De bedelaar zat nu rustig, half glimlachend naar haar boos gebulder te luisteren, „’t kan geen kwaad! niets geen kwaad!” jubelde ’t in hem. „De eeuwige bosschen wachten, en zij heeft geen macht mij daar vandaan te houden.”

Maar de Majoorske zweeg en liep een paar keer de kamer op en neer. Toen ging zij bij de kachel zitten, zette de voeten tegen ’t vuur en leunde met de ellebogen op de knieën.

„Alle duivels,” zei ze en lachte in zichzelf. „Wat ik zeg is zóo waar, dat ik ’t zelfs nauwlijks gemerkt heb. Geloof je niet, dat de meeste menschen dood of ten minste halfdood zijn? Geloof je dat ik leef? Och neen, och neen!

„Ja, kijk me maar aan! Ik ben Majoorske van Ekeby, en ik ben wel de machtigste vrouw van ’t heele Wermeland, zou ik denken. Als ik wenk met éen vinger, danst de burgemeester, wenk ik met twee, dan danst de bisschop, en wenk ik met drie, dan dansen de raadsleden en de hooge geestelijkheid en alle eigenaars van mijnen in heel Wermeland naar mijn pijpen op de markt in Karlstad. Voor den duivel, dominé, ik zeg je: ik ben een aangekleed lijk. Onze lieve Heer weet ’t best, hoe weinig leven er in me is.”

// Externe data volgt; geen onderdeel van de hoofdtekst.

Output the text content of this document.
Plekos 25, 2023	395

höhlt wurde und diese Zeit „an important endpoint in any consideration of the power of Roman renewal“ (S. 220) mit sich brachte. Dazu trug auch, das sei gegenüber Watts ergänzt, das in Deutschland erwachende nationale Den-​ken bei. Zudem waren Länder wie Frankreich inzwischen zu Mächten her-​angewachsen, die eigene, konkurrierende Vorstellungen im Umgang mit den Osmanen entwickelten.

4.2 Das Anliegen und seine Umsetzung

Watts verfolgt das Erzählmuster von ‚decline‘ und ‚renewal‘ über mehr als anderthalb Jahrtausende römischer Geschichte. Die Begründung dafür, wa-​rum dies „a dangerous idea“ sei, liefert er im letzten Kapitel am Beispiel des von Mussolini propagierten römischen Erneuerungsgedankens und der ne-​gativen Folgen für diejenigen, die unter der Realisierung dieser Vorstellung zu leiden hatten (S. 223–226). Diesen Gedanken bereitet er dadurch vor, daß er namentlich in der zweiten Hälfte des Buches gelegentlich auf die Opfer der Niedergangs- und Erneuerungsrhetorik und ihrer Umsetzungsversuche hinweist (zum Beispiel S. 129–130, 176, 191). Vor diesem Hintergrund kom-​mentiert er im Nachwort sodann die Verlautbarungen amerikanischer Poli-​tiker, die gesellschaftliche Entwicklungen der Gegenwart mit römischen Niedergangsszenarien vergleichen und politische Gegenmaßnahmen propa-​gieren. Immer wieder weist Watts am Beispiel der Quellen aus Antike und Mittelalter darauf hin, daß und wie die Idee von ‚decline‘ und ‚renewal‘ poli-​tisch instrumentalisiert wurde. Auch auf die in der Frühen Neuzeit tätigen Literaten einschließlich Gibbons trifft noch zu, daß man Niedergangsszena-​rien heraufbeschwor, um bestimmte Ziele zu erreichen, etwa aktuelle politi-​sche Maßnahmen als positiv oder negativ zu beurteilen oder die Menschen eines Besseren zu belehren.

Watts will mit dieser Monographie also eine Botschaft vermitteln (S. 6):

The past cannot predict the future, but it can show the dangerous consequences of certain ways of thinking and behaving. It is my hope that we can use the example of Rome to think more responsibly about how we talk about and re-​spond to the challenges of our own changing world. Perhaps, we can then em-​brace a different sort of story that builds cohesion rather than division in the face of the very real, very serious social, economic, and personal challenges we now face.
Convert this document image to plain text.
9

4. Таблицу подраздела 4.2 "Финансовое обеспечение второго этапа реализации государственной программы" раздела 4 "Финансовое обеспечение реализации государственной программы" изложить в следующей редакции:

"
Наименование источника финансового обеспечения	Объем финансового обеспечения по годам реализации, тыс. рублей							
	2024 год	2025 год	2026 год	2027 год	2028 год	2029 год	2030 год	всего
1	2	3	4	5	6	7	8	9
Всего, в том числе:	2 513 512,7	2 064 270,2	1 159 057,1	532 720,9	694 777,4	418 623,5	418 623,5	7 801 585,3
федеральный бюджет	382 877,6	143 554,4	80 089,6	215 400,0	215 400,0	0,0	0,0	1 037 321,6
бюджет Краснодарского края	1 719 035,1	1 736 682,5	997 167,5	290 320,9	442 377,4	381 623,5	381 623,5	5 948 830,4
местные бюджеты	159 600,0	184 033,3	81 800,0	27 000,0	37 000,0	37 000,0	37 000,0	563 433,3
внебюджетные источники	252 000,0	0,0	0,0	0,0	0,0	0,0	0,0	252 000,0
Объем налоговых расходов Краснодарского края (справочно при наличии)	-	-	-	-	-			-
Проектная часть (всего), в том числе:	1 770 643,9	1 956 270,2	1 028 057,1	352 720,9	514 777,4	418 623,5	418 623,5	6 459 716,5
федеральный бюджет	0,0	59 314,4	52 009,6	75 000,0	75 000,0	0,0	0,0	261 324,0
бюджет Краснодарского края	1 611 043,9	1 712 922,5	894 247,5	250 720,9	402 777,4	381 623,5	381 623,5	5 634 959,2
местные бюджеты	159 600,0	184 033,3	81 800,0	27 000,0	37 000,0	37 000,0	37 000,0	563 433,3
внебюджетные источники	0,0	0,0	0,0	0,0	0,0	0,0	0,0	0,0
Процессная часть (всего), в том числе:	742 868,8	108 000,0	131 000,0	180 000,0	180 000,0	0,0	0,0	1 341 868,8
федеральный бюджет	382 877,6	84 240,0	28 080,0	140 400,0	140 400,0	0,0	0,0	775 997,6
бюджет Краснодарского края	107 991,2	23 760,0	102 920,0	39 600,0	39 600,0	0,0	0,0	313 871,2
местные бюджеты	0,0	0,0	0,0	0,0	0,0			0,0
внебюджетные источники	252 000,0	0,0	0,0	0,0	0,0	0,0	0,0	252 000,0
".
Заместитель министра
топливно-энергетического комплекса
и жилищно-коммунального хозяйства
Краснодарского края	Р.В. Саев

De bedelaar boog zich voorover en luisterde met heel zijn ziel. De oude Majoorske zat voor ’t vuur en wiegde heen en weer. Ze zag hem niet aan onder ’t spreken.

„Geloof je niet,” ging ze voort, „dat, als ik een levend mensch geweest was, dat je daar zag zitten, ellendig en ongelukkig, met gedachten aan zelfmoord in je hart, dat ik die niet in een oogenblik had kunnen wegblazen? Ik had dan tranen en gebeden voor je gehad, die alles in je onderste boven zouden gehaald hebben. Ik had dan je zondige ziel kunnen redden. Maar nu ben ik dood! Onze lieve Heer weet, hoe weinig leven er in me is!